Anaphylaxis Protocol: Fast Recognition & Treatment (Modern Guide)
Emergency • Allergy

Anaphylaxis: Recognize Fast. Treat Faster.

This modern summary echoes common elements you’ll see in clinical protocols (e.g., the Compass anaphylaxis pathway) and focuses on practical steps: rapid recognition, intramuscular epinephrine, airway/oxygen, fluids, adjuncts, special situations, and observation.

Educational only—use local policies and a licensed clinician’s judgment.

At a glance

Recognize anaphylaxis

Typical triggers

  • Foods (peanuts, tree nuts, shellfish, milk, egg)
  • Drugs (antibiotics, NSAIDs, anesthetics)
  • Stings (bees/wasps) or latex

Key features (minutes to hours)

  • Skin/mucosa: hives, flushing, angioedema
  • Breathing: wheeze/stridor, airway swelling, hypoxia
  • Circulation: hypotension, syncope, shock
  • GI: crampy pain, vomiting (especially with food triggers)
Treat as anaphylaxis if there’s rapid skin/mucosal involvement plus respiratory or circulatory compromise—or any hypotension after exposure to a likely allergen.

First 60 seconds: do these

  • Call for help and activate emergency response
  • Remove the trigger if possible (stop infusion, scrape stinger)
  • Place patient supine with legs elevated (or position of comfort if vomiting/airway swelling)
  • Give IM epinephrine in the mid-anterolateral thigh—don’t delay
  • Start high-flow oxygen, monitor airway, breathing, circulation

IM epinephrine (first-line)

Population Typical dose Notes Referral
Adults 0.3–0.5 mg IM of 1 mg/mL (1:1000) Repeat every 5–15 min if not improving Epinephrine
Children 0.01 mg/kg IM (max 0.5 mg) Use autoinjector if available (0.15 mg or 0.3 mg) Autoinjector training

IM thigh administration reaches therapeutic levels faster than subcutaneous or deltoid injections.

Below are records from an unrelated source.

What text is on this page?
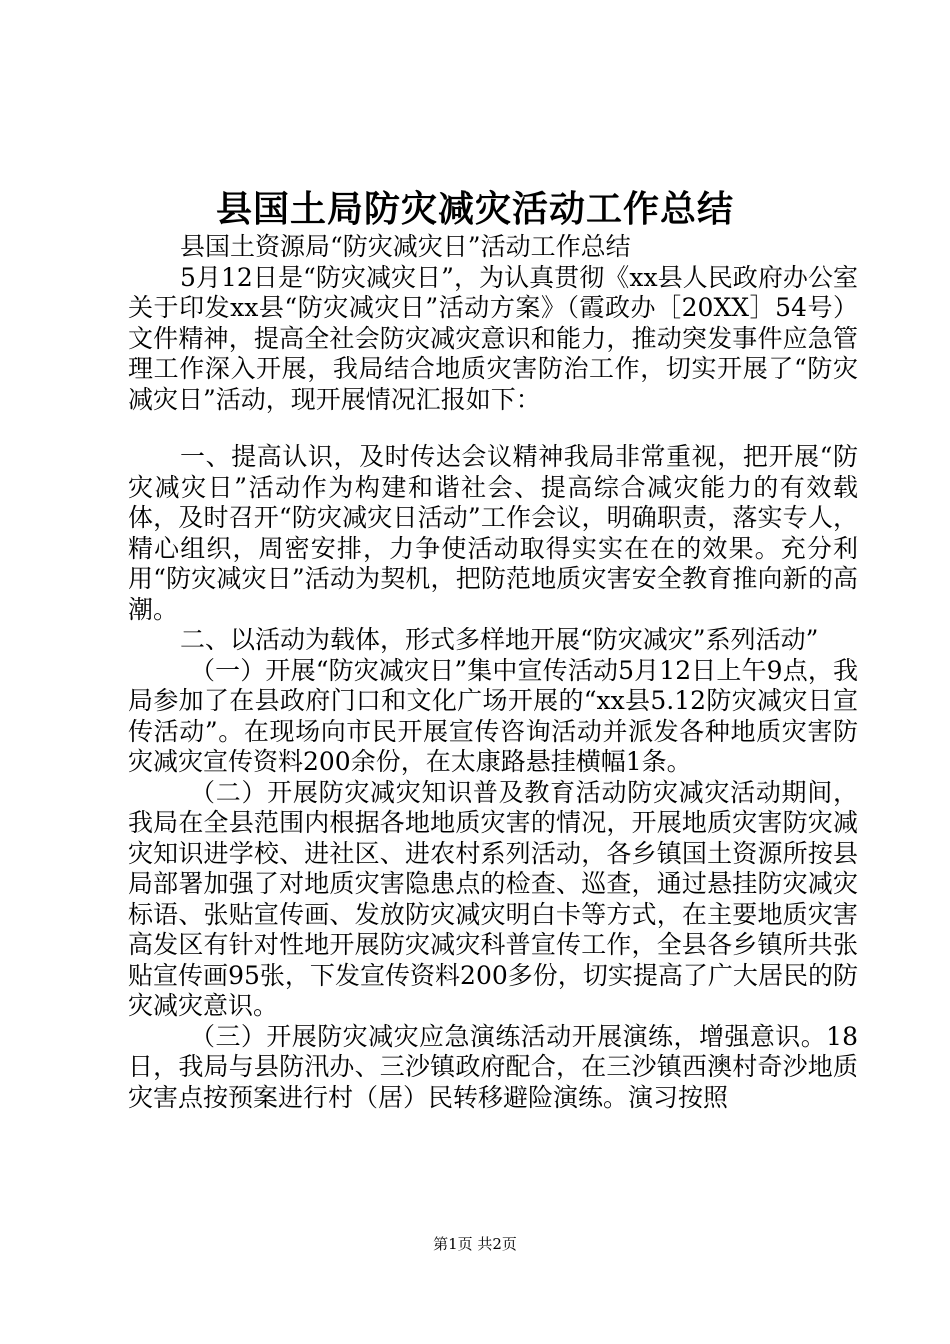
县国土局防灾减灾活动工作总结

县国土资源局“防灾减灾日”活动工作总结

5月12日是“防灾减灾日”，为认真贯彻《xx县人民政府办公室关于印发xx县“防灾减灾日”活动方案》（霞政办［20XX］54号）文件精神，提高全社会防灾减灾意识和能力，推动突发事件应急管理工作深入开展，我局结合地质灾害防治工作，切实开展了“防灾减灾日”活动，现开展情况汇报如下：

一、提高认识，及时传达会议精神我局非常重视，把开展“防灾减灾日”活动作为构建和谐社会、提高综合减灾能力的有效载体，及时召开“防灾减灾日活动”工作会议，明确职责，落实专人，精心组织，周密安排，力争使活动取得实实在在的效果。充分利用“防灾减灾日”活动为契机，把防范地质灾害安全教育推向新的高潮。

二、以活动为载体，形式多样地开展“防灾减灾”系列活动”

（一）开展“防灾减灾日”集中宣传活动5月12日上午9点，我局参加了在县政府门口和文化广场开展的“xx县5.12防灾减灾日宣传活动”。在现场向市民开展宣传咨询活动并派发各种地质灾害防灾减灾宣传资料200余份，在太康路悬挂横幅1条。

（二）开展防灾减灾知识普及教育活动防灾减灾活动期间，我局在全县范围内根据各地地质灾害的情况，开展地质灾害防灾减灾知识进学校、进社区、进农村系列活动，各乡镇国土资源所按县局部署加强了对地质灾害隐患点的检查、巡查，通过悬挂防灾减灾标语、张贴宣传画、发放防灾减灾明白卡等方式，在主要地质灾害高发区有针对性地开展防灾减灾科普宣传工作，全县各乡镇所共张贴宣传画95张，下发宣传资料200多份，切实提高了广大居民的防灾减灾意识。

（三）开展防灾减灾应急演练活动开展演练，增强意识。18日，我局与县防汛办、三沙镇政府配合，在三沙镇西澳村奇沙地质灾害点按预案进行村（居）民转移避险演练。演习按照

第1页 共2页
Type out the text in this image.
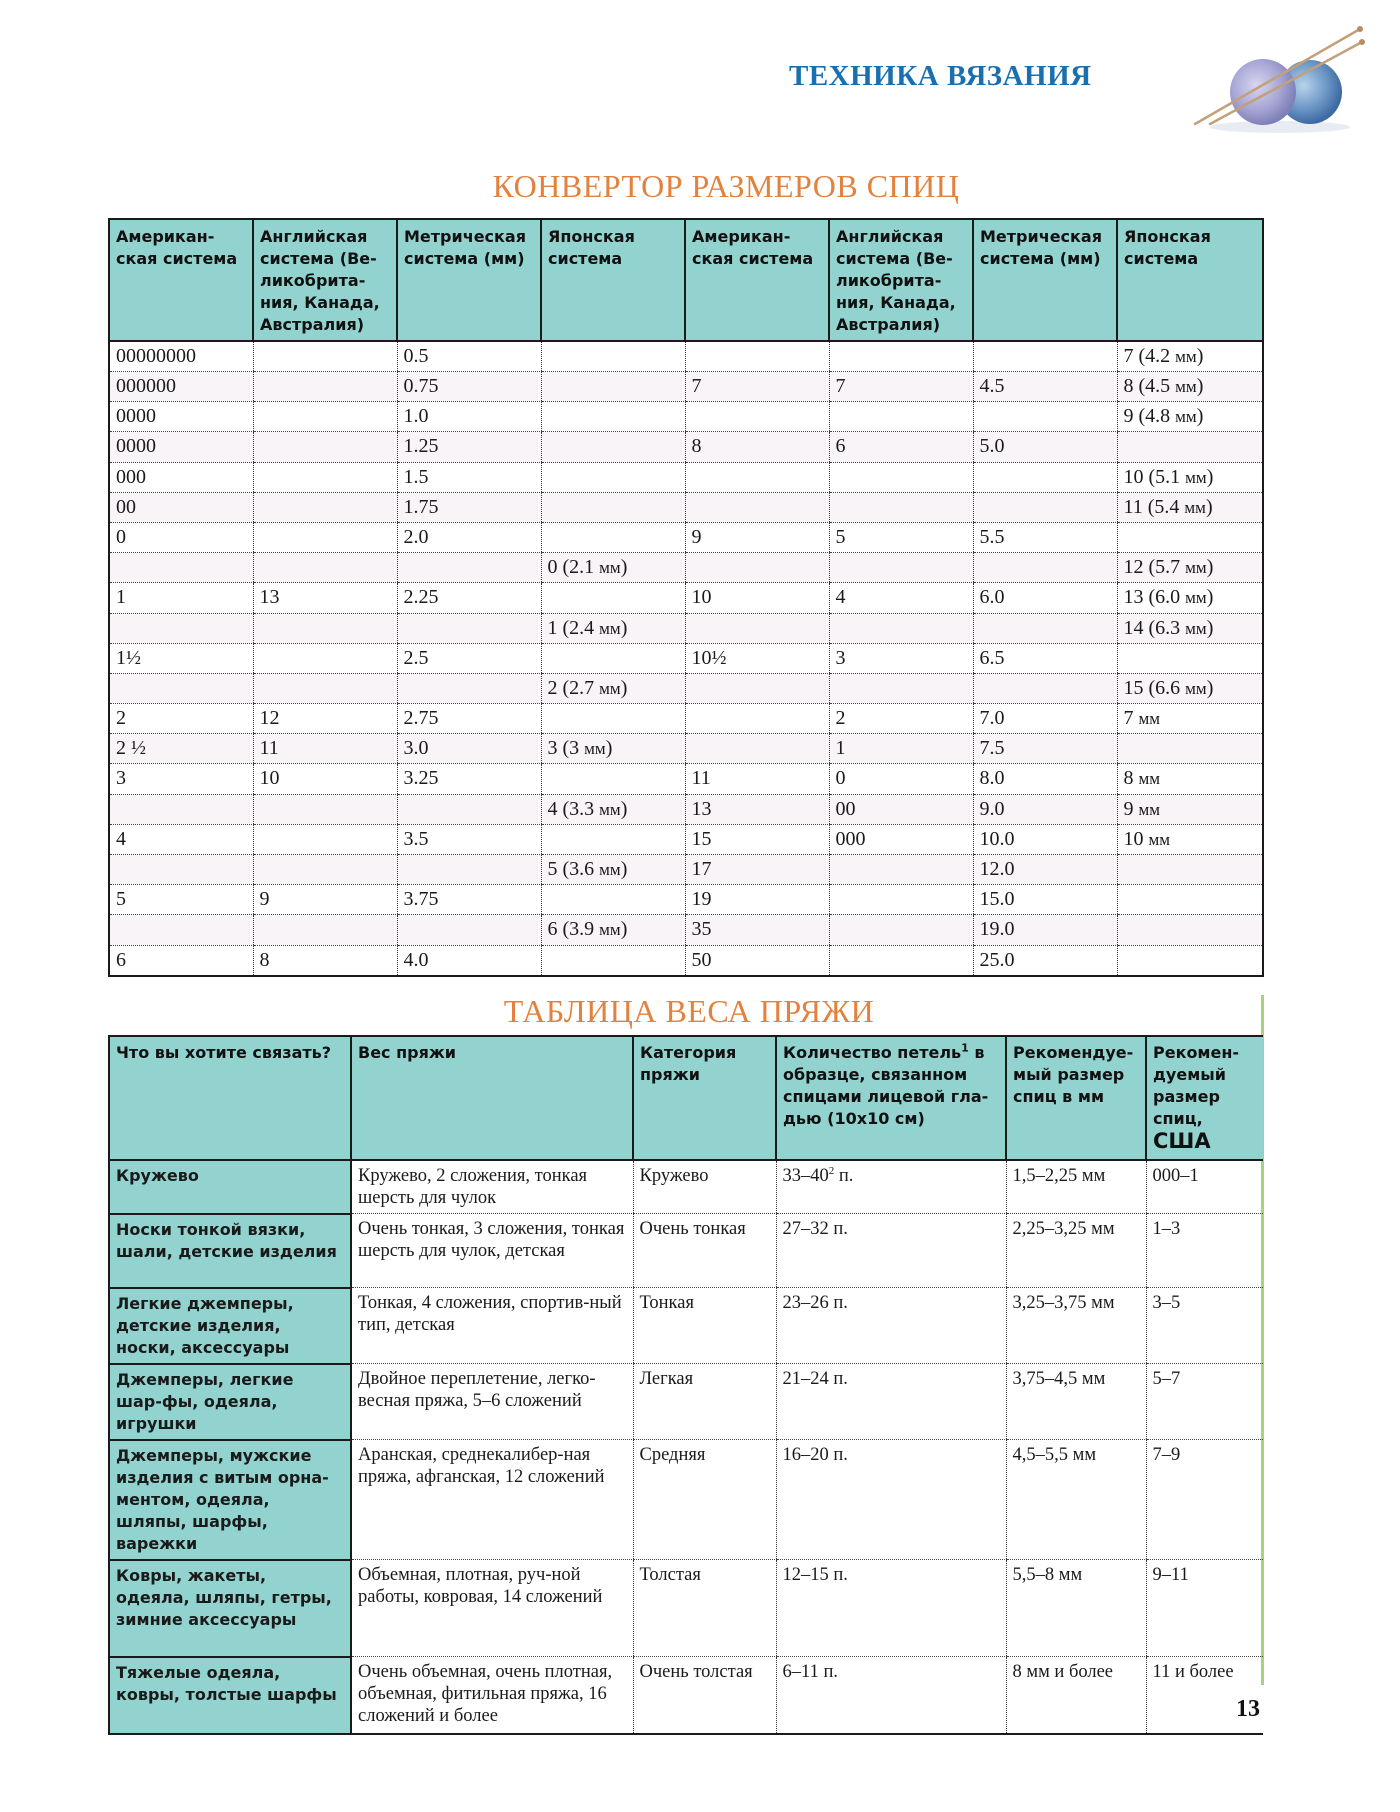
ТЕХНИКА ВЯЗАНИЯ
КОНВЕРТОР РАЗМЕРОВ СПИЦ
Американ-ская система	Английская система (Ве-ликобрита-ния, Канада, Австралия)	Метрическая система (мм)	Японская система	Американ-ская система	Английская система (Ве-ликобрита-ния, Канада, Австралия)	Метрическая система (мм)	Японская система
00000000		0.5					7 (4.2 мм)
000000		0.75		7	7	4.5	8 (4.5 мм)
0000		1.0					9 (4.8 мм)
0000		1.25		8	6	5.0	
000		1.5					10 (5.1 мм)
00		1.75					11 (5.4 мм)
0		2.0		9	5	5.5	
			0 (2.1 мм)				12 (5.7 мм)
1	13	2.25		10	4	6.0	13 (6.0 мм)
			1 (2.4 мм)				14 (6.3 мм)
1½		2.5		10½	3	6.5	
			2 (2.7 мм)				15 (6.6 мм)
2	12	2.75			2	7.0	7 мм
2 ½	11	3.0	3 (3 мм)		1	7.5	
3	10	3.25		11	0	8.0	8 мм
			4 (3.3 мм)	13	00	9.0	9 мм
4		3.5		15	000	10.0	10 мм
			5 (3.6 мм)	17		12.0	
5	9	3.75		19		15.0	
			6 (3.9 мм)	35		19.0	
6	8	4.0		50		25.0	
ТАБЛИЦА ВЕСА ПРЯЖИ
Что вы хотите связать?	Вес пряжи	Категория пряжи	Количество петель$^1$ в образце, связанном спицами лицевой гла-дью (10x10 см)	Рекомендуе-мый размер спиц в мм	Рекомен-дуемый размер спиц,
США
Кружево	Кружево, 2 сложения, тонкая шерсть для чулок	Кружево	$33-40^2$ п.	1,5–2,25 мм	000–1
Носки тонкой вязки, шали, детские изделия	Очень тонкая, 3 сложения, тонкая шерсть для чулок, детская	Очень тонкая	27–32 п.	2,25–3,25 мм	1–3
Легкие джемперы, детские изделия, носки, аксессуары	Тонкая, 4 сложения, спортив-ный тип, детская	Тонкая	23–26 п.	3,25–3,75 мм	3–5
Джемперы, легкие шар-фы, одеяла, игрушки	Двойное переплетение, легко-весная пряжа, 5–6 сложений	Легкая	21–24 п.	3,75–4,5 мм	5–7
Джемперы, мужские изделия с витым орна-ментом, одеяла, шляпы, шарфы, варежки	Аранская, среднекалибер-ная пряжа, афганская, 12 сложений	Средняя	16–20 п.	4,5–5,5 мм	7–9
Ковры, жакеты, одеяла, шляпы, гетры, зимние аксессуары	Объемная, плотная, руч-ной работы, ковровая, 14 сложений	Толстая	12–15 п.	5,5–8 мм	9–11
Тяжелые одеяла, ковры, толстые шарфы	Очень объемная, очень плотная, объемная, фитильная пряжа, 16 сложений и более	Очень толстая	6–11 п.	8 мм и более	11 и более
13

Airway • Oxygen • Circulation

Airway & breathing

  • Prepare for difficult airway—early involvement of experienced help
  • Nebulized albuterol for bronchospasm
  • Nebulized epinephrine for stridor from upper-airway edema

Circulation

  • Establish IV/IO access and give rapid fluids for hypotension (e.g., 1–2 L isotonic crystalloid in adults; 20 mL/kg in children)
  • Monitor ECG, blood pressure, pulse oximetry

Adjunct medications (after epinephrine)

Adjuncts never replace epinephrine—the only first-line treatment for anaphylaxis.

Refractory shock & epinephrine infusions

  • If hypotension/airway symptoms persist after 2–3 IM doses + fluids, initiate epinephrine infusion with continuous monitoring (ICU-level care)
  • Consider vasopressors per protocol and consult critical care

Observation, discharge & prevention

  • Observe for a possible biphasic reaction (timing per local policy; longer if severe or high-risk)
  • Educate on trigger avoidance; provide written emergency plan

Cited Keywords & Referral Links (gyathshammha.com)

Each keyword links to the main website or a related page on gyathshammha.com.

Bottom line

Give IM epinephrine immediately for suspected anaphylaxis, support airway/oxygen, push fluids for hypotension, add adjuncts as needed, escalate to infusion for refractory cases, and observe for biphasic reactions. Equip patients with autoinjectors and a clear plan.

This page is educational and not a substitute for local protocols or specialist advice.